Nevertheless, we have already prepared the dataset for this situation by assigning a unique ID to each row. In this case, we will use it and join individual model predictions based on row_id. We also need to rename each model prediction column to uniquely identify the model prediction inside the dataset:
import org.apache.spark.ml.PredictionModel import org.apache.spark.sql.DataFrame val models = Seq(("NB", nbModel), ("DT", dtModel), ("RF", rfModel), ("GBM", gbmModel)) def mlData(inputData: DataFrame, responseColumn: String, baseModels: Seq[(String, PredictionModel[_, _])]): DataFrame= { baseModels.map{ case(name, model) => model.transform(inputData) .select("row_id", model.getPredictionCol ) .withColumnRenamed("prediction", s"${name}_prediction") }.reduceLeft((a, b) =>a.join(b, Seq("row_id"), "inner")) .join(inputData.select("row_id", responseColumn), Seq("row_id"), "inner") } val mlTrainData= mlData(transferData, "label", models).drop("row_id") mlTrainData.show()

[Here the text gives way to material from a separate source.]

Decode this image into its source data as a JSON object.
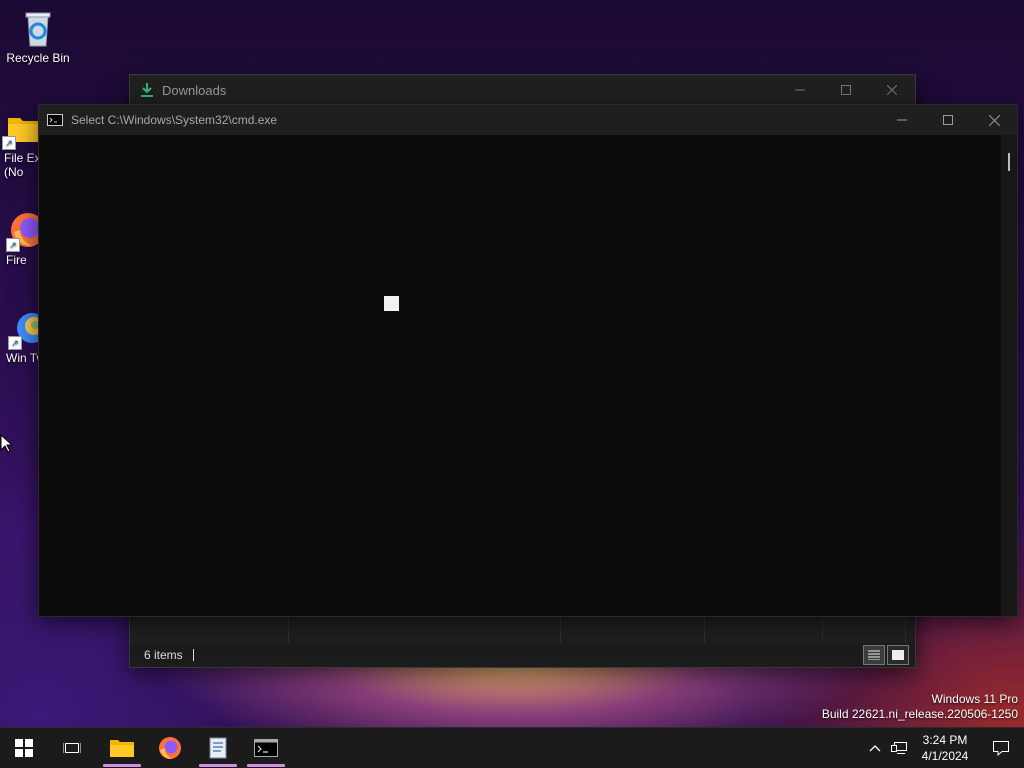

The table is composed of the models' prediction and annotated by the actual label. It is interesting to see how individual models agree/disagree on the predicted value.
We can use the same transformation to prepare a validation dataset for our super learner:
val mlTestData = mlData(validationData, "label", models).drop("row_id")
Now, we can build our meta-learner algorithm. In this case, we will use the deep learning algorithm provided by the H2O machine learning library. However, it needs a little bit of preparation-we need to publish the prepared train and test data as H2O frames:
import org.apache.spark.h2o._ val hc= H2OContext.getOrCreate(sc) val mlTrainHF= hc.asH2OFrame(mlTrainData, "metaLearnerTrain") val mlTestHF= hc.asH2OFrame(mlTestData, "metaLearnerTest")
We also need to transform the label column into a categorical column. This is necessary; otherwise, the H2O deep learning algorithm would perform regression since the label column is numeric:
importwater.fvec.Vec
val toEnumUDF= (name: String, vec: Vec) =>vec.toCategoricalVec
mlTrainHF(toEnumUDF, 'label).update()
mlTestHF(toEnumUDF, 'label).update()
Now, we can build an H2O deep learning model. We can directly use the Java API of the algorithm; however, since we would like to compose all the steps into a single Spark pipeline, we will utilize a wrapper exposing the Spark estimator API:
val metaLearningModel= new H2ODeepLearning()(hc, spark.sqlContext)
.setTrainKey(mlTrainHF.key)
.setValidKey(mlTestHF.key)
.setResponseColumn("label")
.setEpochs(10)
.setHidden(Array(100, 100, 50))
.fit(null)
Since we directly specified the validation dataset, we can explore the performance of the model:
Alternatively, we can open the H2O Flow UI (by calling hc.openFlow) and explore its performance in the visual form:
You can easily see that the AUC for this model on the validation dataset is 0.868619 - the value higher than all the AUC values of the individual models.